HyGuru Learning Strategies & Teaching Philosophy Explained

INTRODUCTION

HyGuru was started by 2 doctors, Rahul Damania and David Shafran, who found common ground in their approach to learning and teaching. Learning, and preparing to learn, involve more than just sitting down in front of a book. Equally intensive attention must be paid to preparing the mind and body for optimally effective study. In other words, you’re leaving Step 1 points on the table if you don’t master yourself. 

And HyGuru buzzwords like ‘integration’ and ‘question-based’ as well as catchy slogans like ‘think-like-the-test-maker’ symbolize our deliberate, carefully considered teaching strategy. Diseases don’t happen in a vacuum. They happen to a patient- an integrated organism with dynamic pieces and parts affected by ever-changing variables. Our teaching reflects the integrated complexity of our remarkable patients, the same level of integration Step 1 expects you to know. 

We felt it only appropriate to introduce the HyGuru Blog by taking you through our playbook, an inside look at our personal routines and general approach to medicine, the luminaries who guide us, as well as the evidence-based learning strategies that underpin the HyGuru teaching methodology.

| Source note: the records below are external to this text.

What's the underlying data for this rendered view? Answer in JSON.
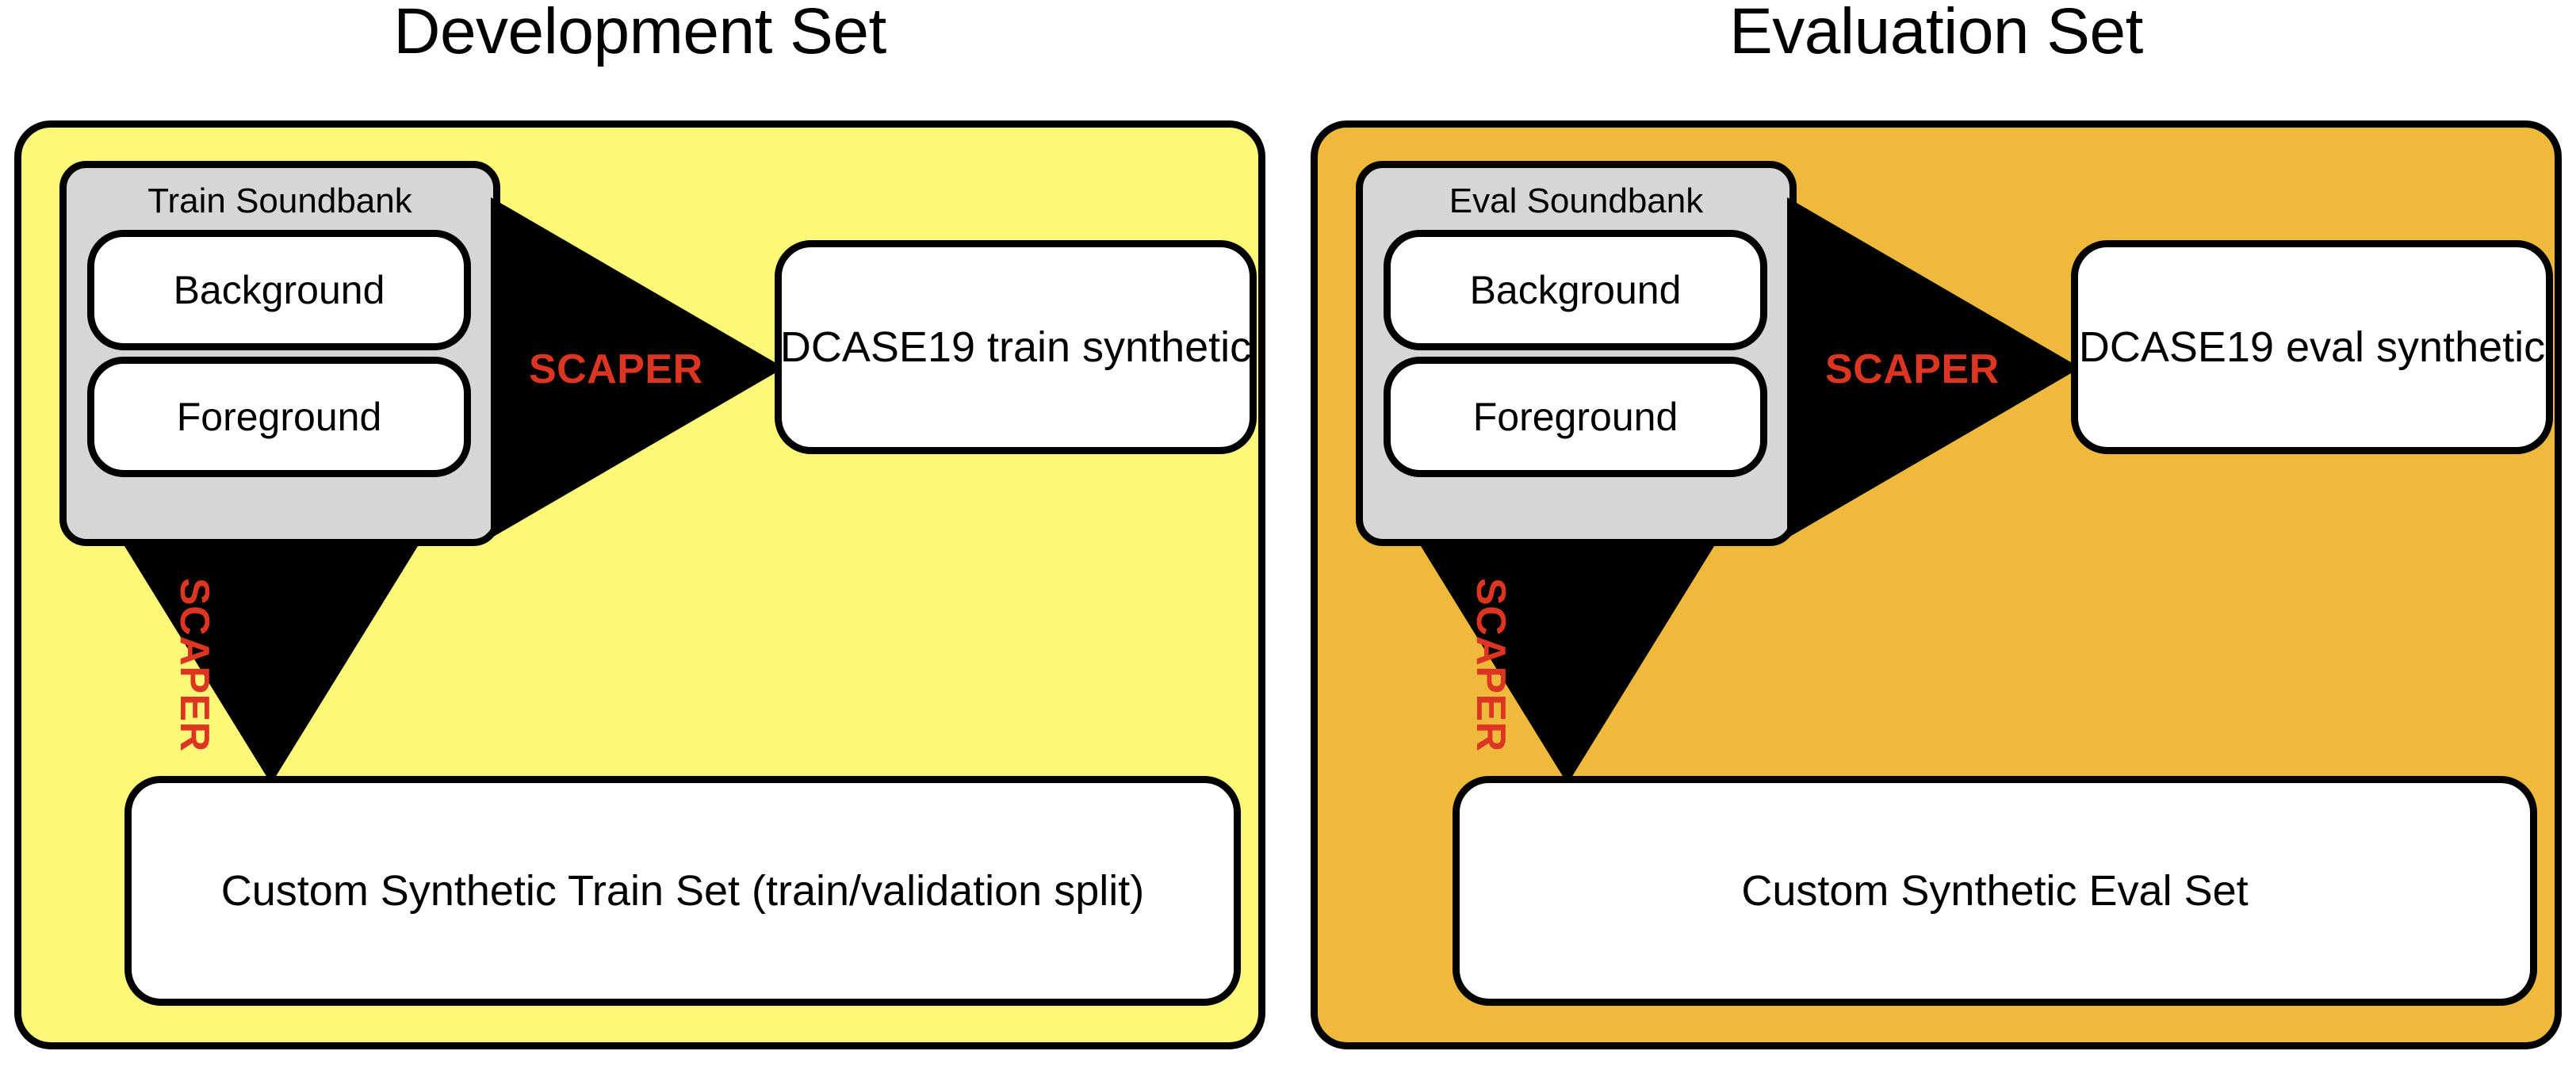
{
  "diagram": {
    "accent_red": "#DC3522",
    "outline_color": "#000000",
    "soundbank_color": "#D6D6D6",
    "box_color": "#FFFFFF"
  },
  "panels": [
    {
      "id": "development",
      "title": "Development Set",
      "background_color": "#FDF877",
      "soundbank": {
        "title": "Train Soundbank",
        "items": [
          {
            "label": "Background"
          },
          {
            "label": "Foreground"
          }
        ]
      },
      "arrow_right": {
        "label": "SCAPER",
        "icon": "arrow-right-triangle",
        "target": "DCASE19 train synthetic"
      },
      "arrow_down": {
        "label": "SCAPER",
        "icon": "arrow-down-triangle",
        "target": "Custom Synthetic Train Set (train/validation split)"
      }
    },
    {
      "id": "evaluation",
      "title": "Evaluation Set",
      "background_color": "#EFB93C",
      "soundbank": {
        "title": "Eval Soundbank",
        "items": [
          {
            "label": "Background"
          },
          {
            "label": "Foreground"
          }
        ]
      },
      "arrow_right": {
        "label": "SCAPER",
        "icon": "arrow-right-triangle",
        "target": "DCASE19 eval synthetic"
      },
      "arrow_down": {
        "label": "SCAPER",
        "icon": "arrow-down-triangle",
        "target": "Custom Synthetic Eval Set"
      }
    }
  ]
}
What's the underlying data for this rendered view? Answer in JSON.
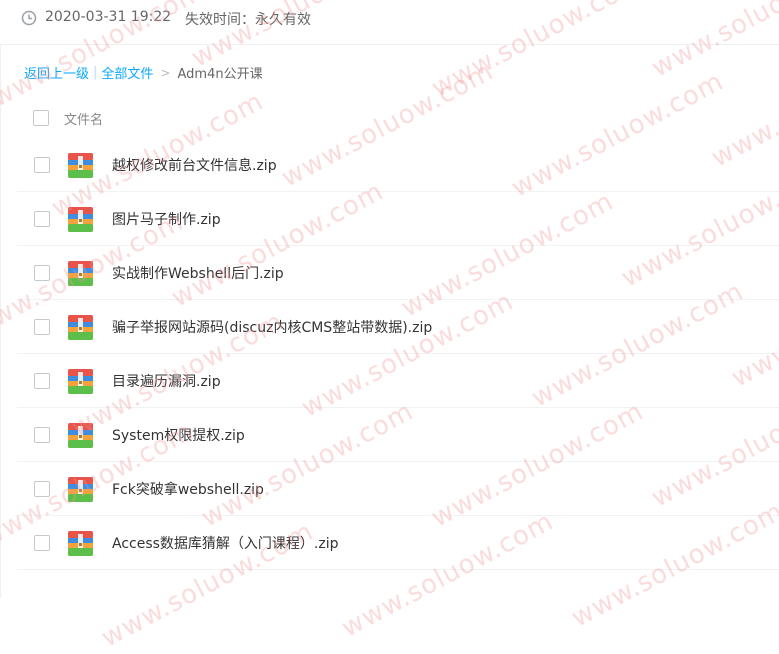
{
  "header": {
    "date": "2020-03-31 19:22",
    "expiry": "失效时间：永久有效"
  },
  "breadcrumb": {
    "back": "返回上一级",
    "separator": "|",
    "all_files": "全部文件",
    "arrow": ">",
    "current": "Adm4n公开课"
  },
  "table": {
    "column_name": "文件名"
  },
  "files": [
    {
      "name": "越权修改前台文件信息.zip"
    },
    {
      "name": "图片马子制作.zip"
    },
    {
      "name": "实战制作Webshell后门.zip"
    },
    {
      "name": "骗子举报网站源码(discuz内核CMS整站带数据).zip"
    },
    {
      "name": "目录遍历漏洞.zip"
    },
    {
      "name": "System权限提权.zip"
    },
    {
      "name": "Fck突破拿webshell.zip"
    },
    {
      "name": "Access数据库猜解（入门课程）.zip"
    }
  ],
  "watermark": {
    "text": "www.soluow.com"
  },
  "icons": {
    "clock": "clock-icon",
    "zip": "zip-file-icon"
  }
}
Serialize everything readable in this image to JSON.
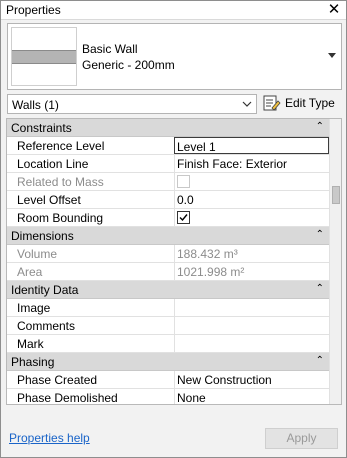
{
  "window": {
    "title": "Properties"
  },
  "type_selector": {
    "family": "Basic Wall",
    "type": "Generic - 200mm"
  },
  "instance_filter": {
    "selected": "Walls (1)"
  },
  "edit_type": {
    "label": "Edit Type"
  },
  "sections": {
    "constraints": {
      "label": "Constraints",
      "reference_level": {
        "name": "Reference Level",
        "value": "Level 1"
      },
      "location_line": {
        "name": "Location Line",
        "value": "Finish Face: Exterior"
      },
      "related_to_mass": {
        "name": "Related to Mass",
        "checked": false
      },
      "level_offset": {
        "name": "Level Offset",
        "value": "0.0"
      },
      "room_bounding": {
        "name": "Room Bounding",
        "checked": true
      }
    },
    "dimensions": {
      "label": "Dimensions",
      "volume": {
        "name": "Volume",
        "value": "188.432 m³"
      },
      "area": {
        "name": "Area",
        "value": "1021.998 m²"
      }
    },
    "identity_data": {
      "label": "Identity Data",
      "image": {
        "name": "Image",
        "value": ""
      },
      "comments": {
        "name": "Comments",
        "value": ""
      },
      "mark": {
        "name": "Mark",
        "value": ""
      }
    },
    "phasing": {
      "label": "Phasing",
      "phase_created": {
        "name": "Phase Created",
        "value": "New Construction"
      },
      "phase_demolished": {
        "name": "Phase Demolished",
        "value": "None"
      }
    }
  },
  "footer": {
    "help_link": "Properties help",
    "apply_label": "Apply"
  },
  "colors": {
    "link": "#1a64c8",
    "section_bg": "#d9d9d9",
    "disabled_text": "#8c8c8c"
  },
  "icons": {
    "close": "close-icon",
    "type_dropdown": "dropdown-arrow-icon",
    "instance_dropdown": "chevron-down-icon",
    "edit_type": "edit-type-icon",
    "collapse": "collapse-section-icon"
  }
}
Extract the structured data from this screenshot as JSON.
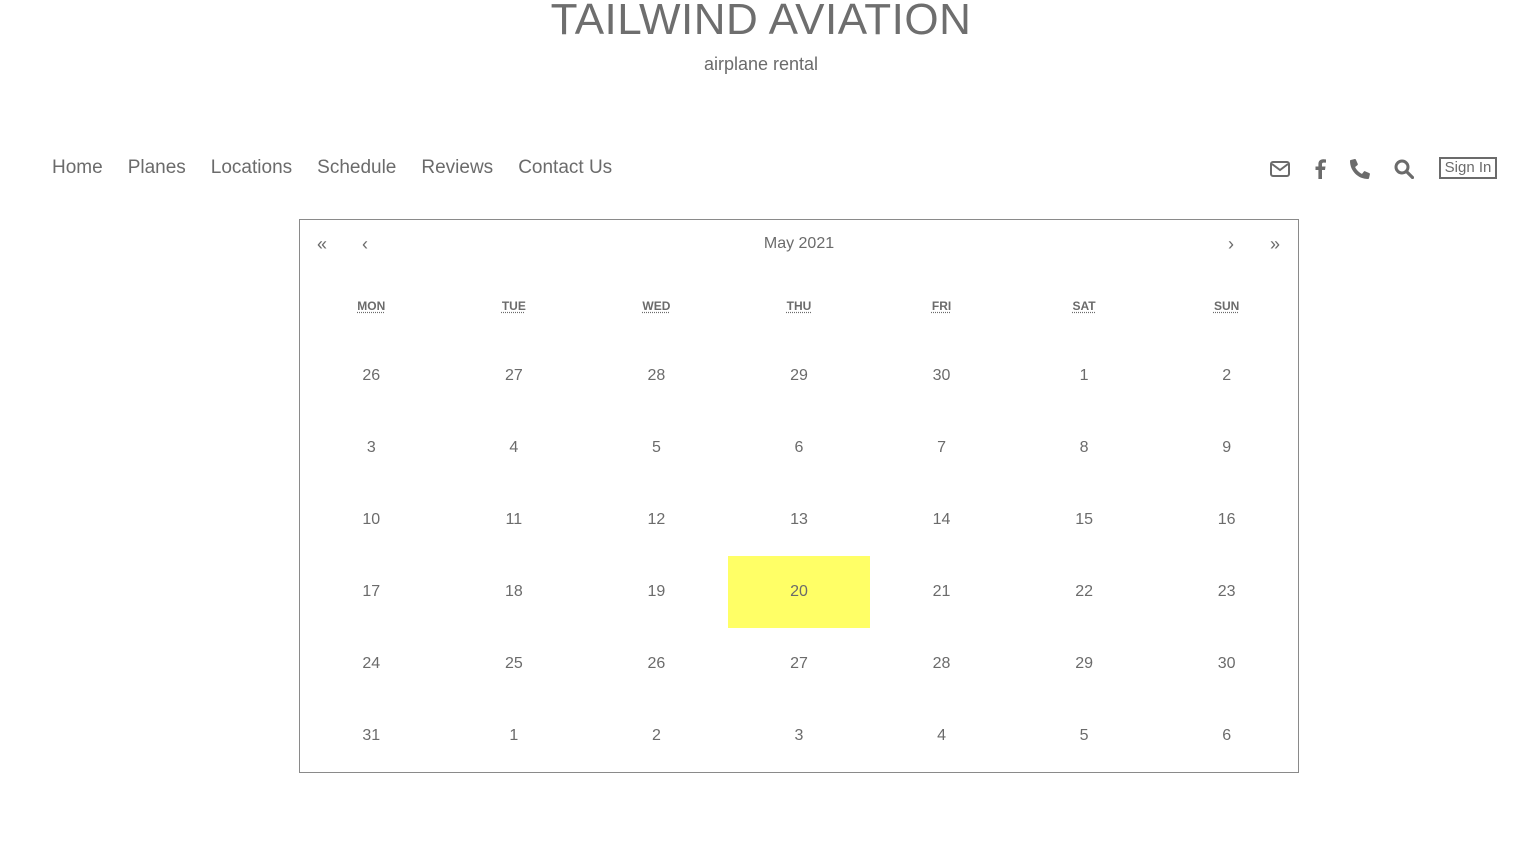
{
  "header": {
    "title": "TAILWIND AVIATION",
    "subtitle": "airplane rental"
  },
  "nav": {
    "items": [
      {
        "label": "Home"
      },
      {
        "label": "Planes"
      },
      {
        "label": "Locations"
      },
      {
        "label": "Schedule"
      },
      {
        "label": "Reviews"
      },
      {
        "label": "Contact Us"
      }
    ]
  },
  "toolbar": {
    "icons": [
      "envelope-icon",
      "facebook-icon",
      "phone-icon",
      "search-icon"
    ],
    "sign_in_label": "Sign In"
  },
  "calendar": {
    "prev_year": "«",
    "prev_month": "‹",
    "next_month": "›",
    "next_year": "»",
    "title": "May 2021",
    "weekdays": [
      "MON",
      "TUE",
      "WED",
      "THU",
      "FRI",
      "SAT",
      "SUN"
    ],
    "days": [
      "26",
      "27",
      "28",
      "29",
      "30",
      "1",
      "2",
      "3",
      "4",
      "5",
      "6",
      "7",
      "8",
      "9",
      "10",
      "11",
      "12",
      "13",
      "14",
      "15",
      "16",
      "17",
      "18",
      "19",
      "20",
      "21",
      "22",
      "23",
      "24",
      "25",
      "26",
      "27",
      "28",
      "29",
      "30",
      "31",
      "1",
      "2",
      "3",
      "4",
      "5",
      "6"
    ],
    "highlighted_day": "20",
    "highlight_color": "#ffff66"
  }
}
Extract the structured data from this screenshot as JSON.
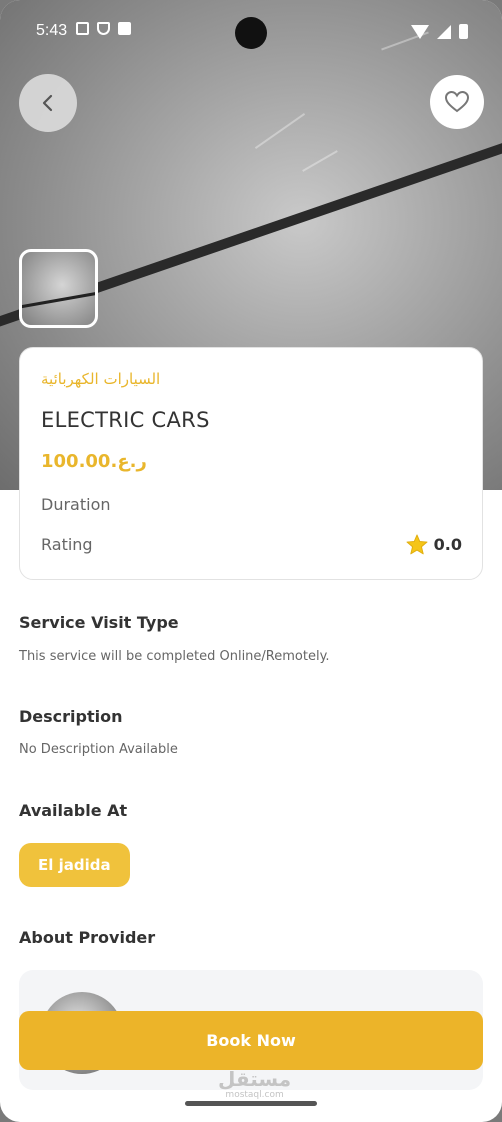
{
  "status_bar": {
    "time": "5:43"
  },
  "service": {
    "arabic_name": "السيارات الكهربائية",
    "title": "ELECTRIC CARS",
    "price": "100.00.ر.ع",
    "duration_label": "Duration",
    "rating_label": "Rating",
    "rating_value": "0.0"
  },
  "sections": {
    "visit_type_title": "Service Visit Type",
    "visit_type_text": "This service will be completed Online/Remotely.",
    "description_title": "Description",
    "description_text": "No Description Available",
    "available_title": "Available At",
    "available_location": "El jadida",
    "about_provider_title": "About Provider"
  },
  "actions": {
    "book_label": "Book Now"
  },
  "watermark": {
    "arabic": "مستقل",
    "latin": "mostaql.com"
  },
  "colors": {
    "accent": "#ecb429",
    "accent_text": "#e9b62c",
    "star": "#f5c518"
  },
  "icons": {
    "back": "chevron-left-icon",
    "favorite": "heart-icon",
    "rating": "star-icon"
  }
}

Enjoy. 

🙇‍♂️ Study Fundamentals

We wouldn’t dedicate this entire section to Mindset and Lifestyle considerations if we didn’t feel they were as, if not more critical than the Study Routine and Study Strategies themselves. Medical training is a slog- a long, arduous slog, at times utterly uninspiring. Getting your mind and body right (and keeping them that way) is both essential for this marathon and crucial for continued growth long after training is over. Everything you see in the following pages is something that Rahul and I completely subscribe to and practice in our own lives.

🧠 Mindset 

‘Whether you think you can or think you can, you’re right.’ -Henry Ford

ENVISION THE MOUNTAIN PEAK

  • Be crystal clear on your ultimate goal because it’s a laudable one- to become a physician and beyond. ‘Beyond’ means that becoming a doctor is only step one in a professional life committed to service, relationships, and personal growth. Trust us, there is no better job! This is your North Star guiding you always, maybe hidden behind the clouds from time to time but ever-present nonetheless.
  • Appreciate the significance of this goal, internalize it, and then commit to the incremental, often uncomfortable, steps it takes to get there. As David Goggins, retired Navy SEAL, ultramarathoner, and author of Can’t Hurt Me says, decouple the goal from the calendar and just work the process. 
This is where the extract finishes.